Sağlık Bakanı'nın bu gece yaptığı basın toplantısında söylediklerine bakarsak siyasi iktidarın salgını ciddiye alıp önlemler alacağı yönündeki beklentinin karşılıksız olduğunu söyleyebiliriz.

İlker Belek

Artık salgını seyretmeye karar verdiler. Sağlık çalışanları test için numune alacak, laboratuvar incelemelerini yapacak, verileri sisteme girecek, hastaları tedavi edecek, Bakanlık da sayıları açıklayarak ortamı seyredecek.

Zira Sağlık Bakanı 17 Haziran günü yaptığı basın toplantısında vaka sayılarının beklentileri doğrultusunda olduğunu, şu aşamada sokağa çıkma yasağı da dahil herhangi bir ek önlem önermeye gerek duymadıklarını açıkladı.

Demek ki salgın bu yaz boyunca en azından bu sayılarla sünecek.

Günlük 1.500 vakayı kabullenmenin, salgının devamına izin vermenin çok tehlikeli bir karar olduğu açık. 

Bu karar virüsün dolaşımda olmasını, insandan insana gezmesini, dolayısıyla da olumsuz yönde mutasyon geçirmesini, en kötüsü de önümüzdeki kış döneminde şiddetli bir atağın başlamasını kabul etmek anlamlarına geliyor.

İşi şu aşamada artık vatandaşa havale ediyorlar: “Maske, mesafe, hijyen, kendinizi koruyun, bizden bu kadar” diyorlar, salgın yönetiminde devlet neredeyse tüm yönetsel sorumluluğunu üzerinden atmış oluyor.

Siyasi iktidarın, yönetimin bu tür tavır aldığı bir ortamda vatandaştan işi ciddiye alması kesinlikle beklenmemeli.

Dediğimiz gibi önümüzdeki kış çetin geçecek.

Başka bir karar almaları ihtimal dahilinde değildi

Bakan’ın Bilim Kurulu ile yaptığı toplantıdan başka yönde bir karar çıkma ihtimali bulunmuyordu.

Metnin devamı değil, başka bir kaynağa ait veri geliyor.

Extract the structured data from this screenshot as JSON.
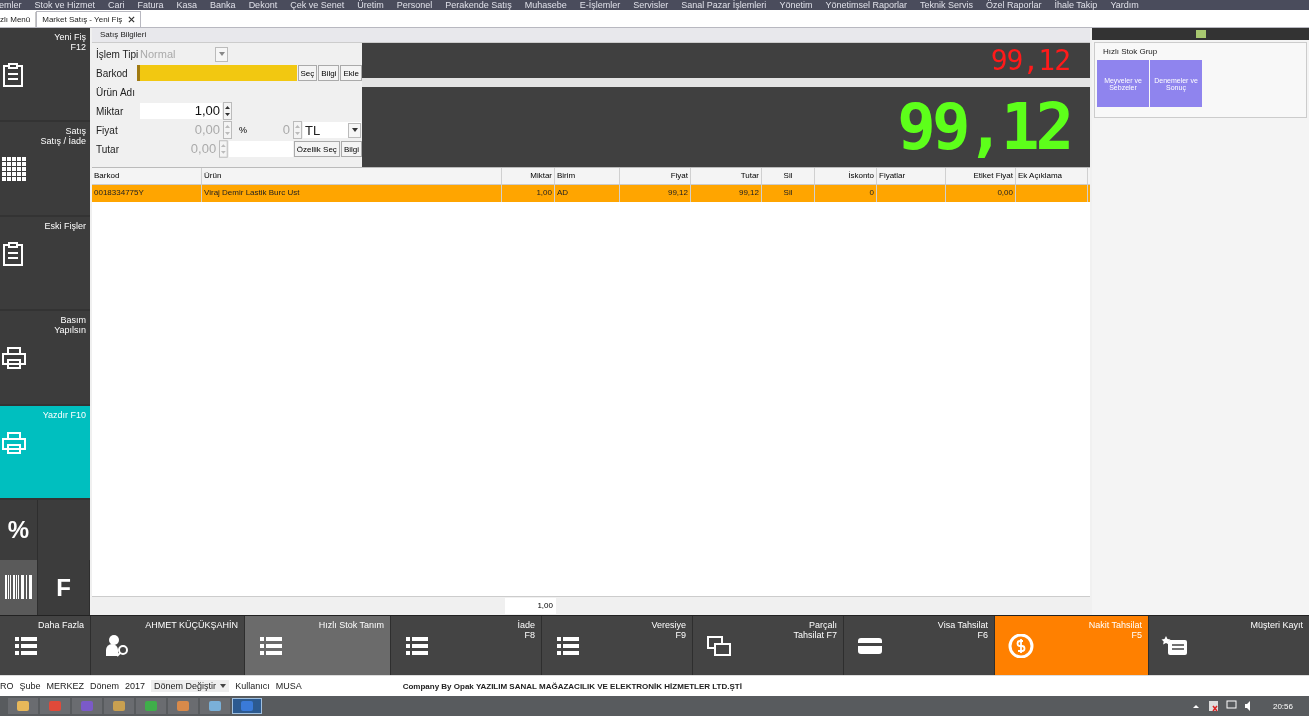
{
  "menu_bar": [
    "emler",
    "Stok ve Hizmet",
    "Cari",
    "Fatura",
    "Kasa",
    "Banka",
    "Dekont",
    "Çek ve Senet",
    "Üretim",
    "Personel",
    "Perakende Satış",
    "Muhasebe",
    "E-İşlemler",
    "Servisler",
    "Sanal Pazar İşlemleri",
    "Yönetim",
    "Yönetimsel Raporlar",
    "Teknik Servis",
    "Özel Raporlar",
    "İhale Takip",
    "Yardım"
  ],
  "tabs": [
    {
      "label": "zlı Menü",
      "selected": false,
      "closable": false
    },
    {
      "label": "Market Satış - Yeni Fiş",
      "selected": true,
      "closable": true
    }
  ],
  "sidebar": {
    "items": [
      {
        "lines": [
          "Yeni Fiş",
          "F12"
        ],
        "selected": false
      },
      {
        "lines": [
          "Satış",
          "Satış / İade"
        ],
        "selected": false
      },
      {
        "lines": [
          "Eski Fişler"
        ],
        "selected": false
      },
      {
        "lines": [
          "Basım",
          "Yapılsın"
        ],
        "selected": false
      },
      {
        "lines": [
          "Yazdır F10"
        ],
        "selected": true
      }
    ],
    "tiles": [
      {
        "label": "%"
      },
      {
        "label": "F"
      }
    ]
  },
  "form": {
    "title": "Satış Bilgileri",
    "islem_tipi": {
      "label": "İşlem Tipi",
      "value": "Normal",
      "disabled": true
    },
    "barkod": {
      "label": "Barkod",
      "buttons": [
        "Seç",
        "Bilgi",
        "Ekle"
      ]
    },
    "urun_adi": {
      "label": "Ürün Adı"
    },
    "miktar": {
      "label": "Miktar",
      "value": "1,00",
      "disabled": false
    },
    "fiyat": {
      "label": "Fiyat",
      "value": "0,00",
      "disabled": true,
      "percent_sign": "%",
      "percent": "0",
      "currency": "TL"
    },
    "tutar": {
      "label": "Tutar",
      "value": "0,00",
      "disabled": true,
      "buttons": [
        "Özellik Seç",
        "Bilgi"
      ]
    }
  },
  "displays": {
    "small": "99,12",
    "large": "99,12"
  },
  "table": {
    "columns": [
      "Barkod",
      "Ürün",
      "Miktar",
      "Birim",
      "Fiyat",
      "Tutar",
      "Sil",
      "İskonto",
      "Fiyatlar",
      "Etiket Fiyat",
      "Ek Açıklama"
    ],
    "rows": [
      {
        "selected": true,
        "cells": [
          "0018334775Y",
          "Viraj Demir Lastik Burc Ust",
          "1,00",
          "AD",
          "99,12",
          "99,12",
          "Sil",
          "0",
          null,
          "0,00",
          null
        ]
      }
    ],
    "footer_total": "1,00"
  },
  "quick_group": {
    "title": "Hızlı Stok Grup",
    "buttons": [
      {
        "lines": [
          "Meyveler ve",
          "Sebzeler"
        ]
      },
      {
        "lines": [
          "Denemeler ve",
          "Sonuç"
        ]
      }
    ]
  },
  "action_bar": [
    {
      "lines": [
        "Daha Fazla"
      ],
      "kind": "normal"
    },
    {
      "lines": [
        "AHMET KÜÇÜKŞAHİN"
      ],
      "kind": "normal"
    },
    {
      "lines": [
        "Hızlı Stok Tanım"
      ],
      "kind": "pressed"
    },
    {
      "lines": [
        "İade",
        "F8"
      ],
      "kind": "normal"
    },
    {
      "lines": [
        "Veresiye",
        "F9"
      ],
      "kind": "normal"
    },
    {
      "lines": [
        "Parçalı",
        "Tahsilat F7"
      ],
      "kind": "normal"
    },
    {
      "lines": [
        "Visa Tahsilat",
        "F6"
      ],
      "kind": "normal"
    },
    {
      "lines": [
        "Nakit Tahsilat",
        "F5"
      ],
      "kind": "accent"
    },
    {
      "lines": [
        "Müşteri Kayıt"
      ],
      "kind": "normal"
    }
  ],
  "status_bar": {
    "prefix": "RO",
    "items": [
      {
        "label": "Şube",
        "value": "MERKEZ"
      },
      {
        "label": "Dönem",
        "value": "2017"
      }
    ],
    "period_button": "Dönem Değiştir",
    "user_label": "Kullanıcı",
    "user": "MUSA",
    "company": "Company By Opak YAZILIM SANAL MAĞAZACILIK VE ELEKTRONİK HİZMETLER LTD.ŞTİ"
  },
  "taskbar": {
    "apps": [
      {
        "selected": false
      },
      {
        "selected": false
      },
      {
        "selected": false
      },
      {
        "selected": false
      },
      {
        "selected": false
      },
      {
        "selected": false
      },
      {
        "selected": false
      },
      {
        "selected": true
      }
    ],
    "clock": "20:56"
  }
}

Zira, turizm, otomotiv, ulaştırma sektörlerinin patronları, salgının en şiddetli olduğu günlerde bile önlemlerden memnun değillerdi.

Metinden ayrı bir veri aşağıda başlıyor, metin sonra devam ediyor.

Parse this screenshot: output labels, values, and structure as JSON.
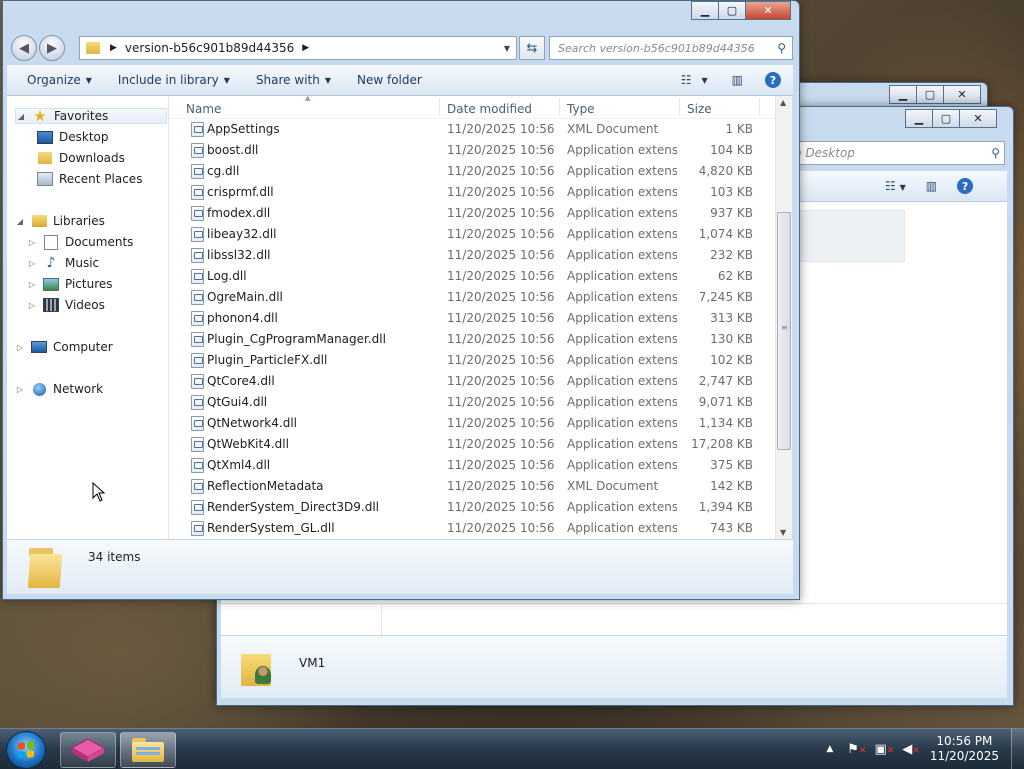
{
  "back_window_2": {
    "close_glyph": "✕"
  },
  "back_window": {
    "search_partial": "h Desktop",
    "details": {
      "name": "VM1"
    }
  },
  "explorer": {
    "address_path": "version-b56c901b89d44356",
    "search_placeholder": "Search version-b56c901b89d44356",
    "toolbar": {
      "organize": "Organize",
      "include_in_library": "Include in library",
      "share_with": "Share with",
      "new_folder": "New folder"
    },
    "nav": {
      "favorites": "Favorites",
      "desktop": "Desktop",
      "downloads": "Downloads",
      "recent_places": "Recent Places",
      "libraries": "Libraries",
      "documents": "Documents",
      "music": "Music",
      "pictures": "Pictures",
      "videos": "Videos",
      "computer": "Computer",
      "network": "Network"
    },
    "columns": {
      "name": "Name",
      "date": "Date modified",
      "type": "Type",
      "size": "Size"
    },
    "files": [
      {
        "name": "AppSettings",
        "date": "11/20/2025 10:56 ...",
        "type": "XML Document",
        "size": "1 KB"
      },
      {
        "name": "boost.dll",
        "date": "11/20/2025 10:56 ...",
        "type": "Application extens...",
        "size": "104 KB"
      },
      {
        "name": "cg.dll",
        "date": "11/20/2025 10:56 ...",
        "type": "Application extens...",
        "size": "4,820 KB"
      },
      {
        "name": "crisprmf.dll",
        "date": "11/20/2025 10:56 ...",
        "type": "Application extens...",
        "size": "103 KB"
      },
      {
        "name": "fmodex.dll",
        "date": "11/20/2025 10:56 ...",
        "type": "Application extens...",
        "size": "937 KB"
      },
      {
        "name": "libeay32.dll",
        "date": "11/20/2025 10:56 ...",
        "type": "Application extens...",
        "size": "1,074 KB"
      },
      {
        "name": "libssl32.dll",
        "date": "11/20/2025 10:56 ...",
        "type": "Application extens...",
        "size": "232 KB"
      },
      {
        "name": "Log.dll",
        "date": "11/20/2025 10:56 ...",
        "type": "Application extens...",
        "size": "62 KB"
      },
      {
        "name": "OgreMain.dll",
        "date": "11/20/2025 10:56 ...",
        "type": "Application extens...",
        "size": "7,245 KB"
      },
      {
        "name": "phonon4.dll",
        "date": "11/20/2025 10:56 ...",
        "type": "Application extens...",
        "size": "313 KB"
      },
      {
        "name": "Plugin_CgProgramManager.dll",
        "date": "11/20/2025 10:56 ...",
        "type": "Application extens...",
        "size": "130 KB"
      },
      {
        "name": "Plugin_ParticleFX.dll",
        "date": "11/20/2025 10:56 ...",
        "type": "Application extens...",
        "size": "102 KB"
      },
      {
        "name": "QtCore4.dll",
        "date": "11/20/2025 10:56 ...",
        "type": "Application extens...",
        "size": "2,747 KB"
      },
      {
        "name": "QtGui4.dll",
        "date": "11/20/2025 10:56 ...",
        "type": "Application extens...",
        "size": "9,071 KB"
      },
      {
        "name": "QtNetwork4.dll",
        "date": "11/20/2025 10:56 ...",
        "type": "Application extens...",
        "size": "1,134 KB"
      },
      {
        "name": "QtWebKit4.dll",
        "date": "11/20/2025 10:56 ...",
        "type": "Application extens...",
        "size": "17,208 KB"
      },
      {
        "name": "QtXml4.dll",
        "date": "11/20/2025 10:56 ...",
        "type": "Application extens...",
        "size": "375 KB"
      },
      {
        "name": "ReflectionMetadata",
        "date": "11/20/2025 10:56 ...",
        "type": "XML Document",
        "size": "142 KB"
      },
      {
        "name": "RenderSystem_Direct3D9.dll",
        "date": "11/20/2025 10:56 ...",
        "type": "Application extens...",
        "size": "1,394 KB"
      },
      {
        "name": "RenderSystem_GL.dll",
        "date": "11/20/2025 10:56 ...",
        "type": "Application extens...",
        "size": "743 KB"
      }
    ],
    "status": {
      "count": "34 items"
    }
  },
  "taskbar": {
    "clock_time": "10:56 PM",
    "clock_date": "11/20/2025"
  }
}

Otellerin açıldığı, vatandaşın “normalleşme”ye alıştırıldığı bu ortamda salgın yönetiminin işlemesi mümkün değildir.

Aslında tüm kapitalist dünyanın isteğini birkaç gün önce ABD Hazine Bakanı Mnuchin açıklıkla ifade etmiş ve bir kez daha ekonomiyi kapatmayacaklarını duyurmuştu.

Toplumsal bağışıklığın sağlanamayacağı da anlaşıldı

Bakan Koca aynı basın toplantısında yapılmakta olan seroprevalans araştırmasının ilk sonuçlarından da söz etti.

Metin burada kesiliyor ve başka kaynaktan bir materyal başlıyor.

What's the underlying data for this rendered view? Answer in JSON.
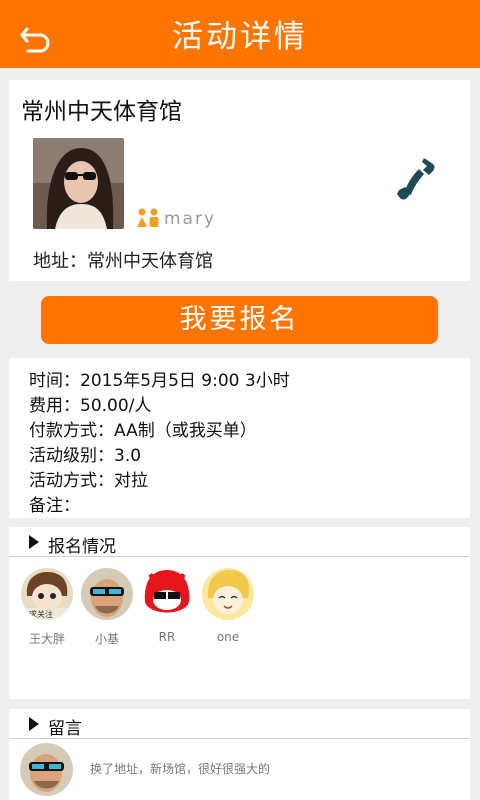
{
  "header": {
    "title": "活动详情"
  },
  "venue": {
    "name": "常州中天体育馆",
    "organizer_name": "mary",
    "address": "地址：常州中天体育馆"
  },
  "actions": {
    "signup_label": "我要报名"
  },
  "details": {
    "time": "时间：2015年5月5日 9:00 3小时",
    "fee": "费用：50.00/人",
    "payment": "付款方式：AA制（或我买单）",
    "level": "活动级别：3.0",
    "mode": "活动方式：对拉",
    "note": "备注："
  },
  "enrollment": {
    "header": "报名情况",
    "members": [
      {
        "name": "王大胖"
      },
      {
        "name": "小基"
      },
      {
        "name": "RR"
      },
      {
        "name": "one"
      }
    ]
  },
  "comments": {
    "header": "留言",
    "items": [
      {
        "text": "换了地址，新场馆，很好很强大的"
      }
    ]
  },
  "colors": {
    "accent": "#ff7500",
    "phone_icon": "#1f4a57",
    "gender_icon": "#f0a020"
  }
}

Buna göre şimdiye dek antikor geliştirmiş olanların oranı yalnızca %2. Bu veri bize aşı olmaksızın toplumsal bağışıklık sağlanamayacağını bir kez daha gösteriyor. 

Aşının ne derecede etkili olacağı, ne zaman uygulamaya gireceği ve üretiminin ihtiyacı karşılamaya yetip yetmeyeceği soruları ise hala yanıt bekliyor.

Bakan Koca ayrıca taşıyıcı oranı hakkında da bilgi verdi: Binde 2. Bu, şu anda Türkiye’de yaklaşık 200.000 taşıyıcı olduğunu, yani öteden beri söylenegeldiği gibi saptanan 1 vakaya karşılık bilinmeyen 10 hayalet vakanın toplumda virüsü bulaştırmaya devam ettiğini ifade eder. 

Tüm bu nedenlerle de mevcut vaka sayılarını normal kabul etmek, ek önleme gerek duymamak ayrıca sorun yaratıyor.

Çin: Çok farklı bir tutum

Çin’de salgın tamamen kontrol altına alınmış, vaka ve ölüm sayıları sıfıra çekilmiş iken, bu kez Pekin’de bir şeyler olmaya başladı.

Son bir hafta içinde Pekin’de yaklaşık 150 vaka saptandı. Bizdeki günlük sayılarla kıyaslandığında ciddiye bile alınmayı hak etmeyen bu sayı Çin yönetimini alarma geçirmeye yetti.

Pekin’in kimi bölgelerinde karantina ilan edildi, okullar yeniden kapatıldı, PCR testi için numune vermeye davet edilen halk sağlık çalışanlarının önünde kuyruğa girdi.

Bütün bunlar yukarıdaki yargımızı destekliyor: Halkın olayı ciddiye alması için yönetimin ciddi olması gerekir.